Picture this: You're waiting at the bar in a hip, crowded restaurant. You've just left your car for the valet and have yet to be seated. Before the host can call your reservation, however, a valet (not the one who changed the driver's seat setting in your late-model SUV but a different one) rushes in. He appears frazzled, as if he's been overworked, or perhaps he's been the victim of an arrogant Lexus owner who forgot to tip him. He mutters under his breath to the host, who purses his lips before making an announcement over the PA system that there has been an accident. One of the valets has just been creamed in an intersection after running a red light. The valet was okay, but would the owners of a certain, now-totaled SUV please stand up?
All right, now picture this: You're waiting at the curb outside a hip, crowded restaurant. You've just given your ticket to the valet, along with the thirteen dollars you've been charged for the privilege of having your radio reprogrammed. But instead of the valet pulling your cute BMW roadster to the place where you're standing, he slides into a spot across the street, in front of a sister restaurant that shares the service. He opens the door, gets out, looks around for you, then beckons toward you. To retrieve your vehicle, you then have to cross four lanes of traffic. After you dodge the various badly driven cars and cabs, most of which speed up at the sight of you as if you were the target in a video game, you reach the valet, who holds out his hand for a tip as you squirm behind the wheel.

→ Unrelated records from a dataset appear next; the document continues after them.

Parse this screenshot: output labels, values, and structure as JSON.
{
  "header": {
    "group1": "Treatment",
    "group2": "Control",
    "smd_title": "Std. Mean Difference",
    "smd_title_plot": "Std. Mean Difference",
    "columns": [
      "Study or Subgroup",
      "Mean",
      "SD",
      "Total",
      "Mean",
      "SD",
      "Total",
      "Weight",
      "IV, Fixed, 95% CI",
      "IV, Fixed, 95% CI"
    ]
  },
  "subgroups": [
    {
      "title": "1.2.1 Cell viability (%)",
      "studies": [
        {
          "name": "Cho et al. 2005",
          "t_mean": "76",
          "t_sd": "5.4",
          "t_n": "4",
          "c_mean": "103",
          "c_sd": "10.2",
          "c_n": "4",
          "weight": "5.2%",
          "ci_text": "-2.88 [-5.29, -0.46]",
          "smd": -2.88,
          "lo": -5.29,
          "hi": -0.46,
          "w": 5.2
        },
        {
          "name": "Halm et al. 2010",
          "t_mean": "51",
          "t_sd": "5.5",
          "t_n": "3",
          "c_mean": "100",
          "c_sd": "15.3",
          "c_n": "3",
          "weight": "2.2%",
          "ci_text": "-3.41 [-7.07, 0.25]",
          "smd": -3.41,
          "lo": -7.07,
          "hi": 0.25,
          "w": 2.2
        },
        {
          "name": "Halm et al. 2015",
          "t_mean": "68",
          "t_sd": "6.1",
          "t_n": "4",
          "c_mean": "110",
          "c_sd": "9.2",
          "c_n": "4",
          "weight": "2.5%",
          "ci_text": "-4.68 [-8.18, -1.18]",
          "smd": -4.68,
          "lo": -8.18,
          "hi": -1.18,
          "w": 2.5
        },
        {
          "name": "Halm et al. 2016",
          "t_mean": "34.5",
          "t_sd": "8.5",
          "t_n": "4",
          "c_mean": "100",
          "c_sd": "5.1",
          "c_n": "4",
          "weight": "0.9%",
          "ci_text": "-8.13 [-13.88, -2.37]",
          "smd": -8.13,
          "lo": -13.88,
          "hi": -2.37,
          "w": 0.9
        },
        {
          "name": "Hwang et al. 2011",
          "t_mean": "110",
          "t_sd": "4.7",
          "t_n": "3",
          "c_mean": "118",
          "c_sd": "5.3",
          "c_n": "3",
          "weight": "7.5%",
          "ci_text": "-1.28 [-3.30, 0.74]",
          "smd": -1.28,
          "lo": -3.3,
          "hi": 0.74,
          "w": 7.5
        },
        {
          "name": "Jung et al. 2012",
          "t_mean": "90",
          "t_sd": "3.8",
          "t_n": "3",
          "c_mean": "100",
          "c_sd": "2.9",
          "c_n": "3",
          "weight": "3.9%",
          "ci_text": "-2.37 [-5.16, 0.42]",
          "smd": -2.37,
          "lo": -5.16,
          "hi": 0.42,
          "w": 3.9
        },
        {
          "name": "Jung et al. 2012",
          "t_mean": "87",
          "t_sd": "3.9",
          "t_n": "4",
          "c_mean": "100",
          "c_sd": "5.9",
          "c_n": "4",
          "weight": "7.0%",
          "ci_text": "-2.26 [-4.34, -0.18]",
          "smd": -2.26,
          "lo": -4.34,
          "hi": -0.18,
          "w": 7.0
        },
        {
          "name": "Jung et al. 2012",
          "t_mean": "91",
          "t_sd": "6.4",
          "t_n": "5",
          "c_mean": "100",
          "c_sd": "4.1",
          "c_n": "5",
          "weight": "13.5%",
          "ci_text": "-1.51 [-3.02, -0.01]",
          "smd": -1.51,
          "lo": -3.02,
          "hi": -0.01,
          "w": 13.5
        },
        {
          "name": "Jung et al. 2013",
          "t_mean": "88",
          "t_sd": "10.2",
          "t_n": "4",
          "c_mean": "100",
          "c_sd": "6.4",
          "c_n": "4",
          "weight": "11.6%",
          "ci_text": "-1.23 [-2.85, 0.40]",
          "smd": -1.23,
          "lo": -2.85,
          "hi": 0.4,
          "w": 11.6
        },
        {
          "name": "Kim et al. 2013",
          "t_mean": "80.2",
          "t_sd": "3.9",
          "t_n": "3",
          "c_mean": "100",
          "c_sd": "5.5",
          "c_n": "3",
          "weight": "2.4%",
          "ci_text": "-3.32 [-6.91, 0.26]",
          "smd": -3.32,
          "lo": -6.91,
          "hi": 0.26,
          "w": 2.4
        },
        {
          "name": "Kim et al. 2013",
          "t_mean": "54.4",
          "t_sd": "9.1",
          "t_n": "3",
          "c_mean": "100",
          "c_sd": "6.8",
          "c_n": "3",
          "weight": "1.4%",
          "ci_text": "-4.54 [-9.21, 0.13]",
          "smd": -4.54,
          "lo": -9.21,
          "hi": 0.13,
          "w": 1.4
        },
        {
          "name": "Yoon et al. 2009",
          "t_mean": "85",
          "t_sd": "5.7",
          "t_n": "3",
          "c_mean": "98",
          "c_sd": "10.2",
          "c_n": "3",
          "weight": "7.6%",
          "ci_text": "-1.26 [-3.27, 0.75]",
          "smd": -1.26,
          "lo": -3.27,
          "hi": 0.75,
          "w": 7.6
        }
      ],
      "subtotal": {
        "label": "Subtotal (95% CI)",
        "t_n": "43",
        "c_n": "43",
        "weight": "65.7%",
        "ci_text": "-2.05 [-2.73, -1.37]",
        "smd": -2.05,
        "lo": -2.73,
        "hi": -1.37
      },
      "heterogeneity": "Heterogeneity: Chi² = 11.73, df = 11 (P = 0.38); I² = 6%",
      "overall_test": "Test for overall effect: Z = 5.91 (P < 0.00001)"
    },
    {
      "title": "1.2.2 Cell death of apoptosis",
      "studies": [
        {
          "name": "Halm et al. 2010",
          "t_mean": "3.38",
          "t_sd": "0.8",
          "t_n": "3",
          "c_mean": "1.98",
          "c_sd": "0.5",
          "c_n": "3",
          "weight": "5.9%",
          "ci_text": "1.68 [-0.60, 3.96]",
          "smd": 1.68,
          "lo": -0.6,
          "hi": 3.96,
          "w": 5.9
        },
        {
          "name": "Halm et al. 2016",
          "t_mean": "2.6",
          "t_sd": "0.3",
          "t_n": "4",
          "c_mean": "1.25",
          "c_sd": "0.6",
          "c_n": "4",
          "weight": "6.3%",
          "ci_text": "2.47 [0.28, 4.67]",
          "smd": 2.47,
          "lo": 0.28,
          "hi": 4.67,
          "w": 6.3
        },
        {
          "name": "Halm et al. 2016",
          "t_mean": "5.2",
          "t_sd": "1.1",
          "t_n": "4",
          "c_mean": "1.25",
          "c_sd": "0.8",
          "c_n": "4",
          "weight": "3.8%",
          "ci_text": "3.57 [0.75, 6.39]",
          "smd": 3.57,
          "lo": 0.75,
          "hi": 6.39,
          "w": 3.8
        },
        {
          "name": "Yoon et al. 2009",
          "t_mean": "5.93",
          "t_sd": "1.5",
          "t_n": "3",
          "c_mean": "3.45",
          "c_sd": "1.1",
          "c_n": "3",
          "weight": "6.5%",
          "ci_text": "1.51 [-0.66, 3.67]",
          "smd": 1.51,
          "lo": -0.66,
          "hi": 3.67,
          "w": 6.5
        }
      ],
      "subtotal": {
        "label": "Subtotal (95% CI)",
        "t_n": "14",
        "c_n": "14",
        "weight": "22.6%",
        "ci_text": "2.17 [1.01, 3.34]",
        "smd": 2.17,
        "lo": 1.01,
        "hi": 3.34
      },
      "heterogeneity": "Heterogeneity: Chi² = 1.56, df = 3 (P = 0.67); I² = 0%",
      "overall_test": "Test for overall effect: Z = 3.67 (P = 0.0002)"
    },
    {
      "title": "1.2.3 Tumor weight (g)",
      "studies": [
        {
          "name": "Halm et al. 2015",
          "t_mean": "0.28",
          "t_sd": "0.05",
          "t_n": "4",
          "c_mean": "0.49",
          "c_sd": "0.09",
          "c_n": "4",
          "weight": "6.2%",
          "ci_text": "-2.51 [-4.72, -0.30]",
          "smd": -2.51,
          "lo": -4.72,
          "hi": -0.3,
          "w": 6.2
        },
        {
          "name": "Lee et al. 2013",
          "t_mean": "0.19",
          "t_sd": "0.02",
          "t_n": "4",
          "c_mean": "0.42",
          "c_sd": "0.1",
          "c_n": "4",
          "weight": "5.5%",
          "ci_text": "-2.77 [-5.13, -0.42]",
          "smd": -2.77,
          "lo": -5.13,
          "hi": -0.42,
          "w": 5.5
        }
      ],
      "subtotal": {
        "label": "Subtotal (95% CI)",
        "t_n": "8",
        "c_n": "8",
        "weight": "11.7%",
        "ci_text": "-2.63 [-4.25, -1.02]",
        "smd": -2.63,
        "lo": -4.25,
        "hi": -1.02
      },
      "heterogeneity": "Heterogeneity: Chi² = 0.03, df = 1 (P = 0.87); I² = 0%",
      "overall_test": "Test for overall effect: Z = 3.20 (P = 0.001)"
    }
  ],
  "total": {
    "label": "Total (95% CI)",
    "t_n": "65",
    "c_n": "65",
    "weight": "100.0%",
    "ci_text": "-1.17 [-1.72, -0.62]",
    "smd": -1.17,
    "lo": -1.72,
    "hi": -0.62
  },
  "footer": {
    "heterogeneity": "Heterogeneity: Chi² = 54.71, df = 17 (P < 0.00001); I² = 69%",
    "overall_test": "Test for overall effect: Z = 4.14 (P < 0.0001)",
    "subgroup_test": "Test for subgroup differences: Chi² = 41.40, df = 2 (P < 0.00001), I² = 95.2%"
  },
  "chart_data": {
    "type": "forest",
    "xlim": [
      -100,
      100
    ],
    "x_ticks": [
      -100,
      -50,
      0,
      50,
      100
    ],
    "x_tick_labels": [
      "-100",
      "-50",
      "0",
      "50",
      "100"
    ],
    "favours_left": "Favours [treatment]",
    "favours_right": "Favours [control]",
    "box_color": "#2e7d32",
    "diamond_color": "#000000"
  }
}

Which scenario pisses you off more?
The second one, of course. Because while both of these situations are true stories, experienced by friends of mine, the first obviously is a once-in-a-lifetime occurrence. Just plain bad luck on your part (and probably a habitually horrendous driving record on behalf of the valet). And hey, the insurance company will cover it. But the second scene happens all too frequently in Miami, where not only are the valets rude and misguided, but you practically have to take out a loan to afford the fees.
Okay, granted we're not Los Angeles, capital of someone-else-will-do-it-for-me. In the City of Angels, or the City of Anglers, so many shops, restaurants, and clubs offer valet parking these days, people assume the service is available, even if they don't see an attendant. The New York Times recently reported several cases involving cars left running at the curb of restaurants for valets. But when the owners of the vehicles finished the power lunch, power dinner, or power smoothie, they walked outside to find their autos right where they left 'em, still pumping out the death knell to the ozone layer (and we wonder why L.A. has smog). Turns out the restaurants didn't have valet service after all.
So I'm not about to demand a reality that is so skewed we invite car thieves to make an easy grab. The ports are full of chop-shop parts as it is. But I'd appreciate it if hotels and restaurants would stop requiring that you park your car via the valet when there's a perfectly good parking lot to be had. In fact it's beginning to seem, overall, that folks in Miami really don't know what the word valet actually means. But before I enlighten us, let's start with what it doesn't mean.
It doesn't mean you grind the gears, blow red lights, and otherwise put yourself in the way of an accident on the way to a parking space that during daylight hours is metered and up for grabs.
It doesn't mean you deliver the car across the street from the customer.
It doesn't mean highway robbery.
The term valet stems from the Vulgar Latin vassus, which was borrowed from the Old Celtic wasso, which means a young man or squire. From there it passed into Medieval Latin as vassallus, went to Old French as vaslet, and gradually became the English valet. But while the word itself went through many changes, the definitions of it remained somewhat constant. Originally a valet was a young man in service to a knight, and became by extension any feudal retainer. So in short a valet was, is, and has always been a servant.
It may be every lottery winner's dream, but some of us don't want to have servants. That said, consider: Any valet who brought his knight's horse to the opposite side of the compound and expected said knight to cross over to him didn't just not get a tip. He probably got tossed into the moat. And the local valets might want to note that while we don't have moats, we do have canals.
I don't begrudge Miami's valets -- those who do their jobs properly and politely -- their tips. After all, as Abraham Lincoln noted, "This is a world of compensation." I do resent paying the valet companies so much money to park my car in spots that are city-owned to begin with. Either the valet companies should pay their employees more, so they don't expect a tip, or they should lower the ridiculous fees. And then maybe we can, on a regular basis, imagine this: our cars, if we should choose to take advantage of a reasonably priced service, delivered right to where we're standing. What a pretty -- and pretty unattainable -- picture.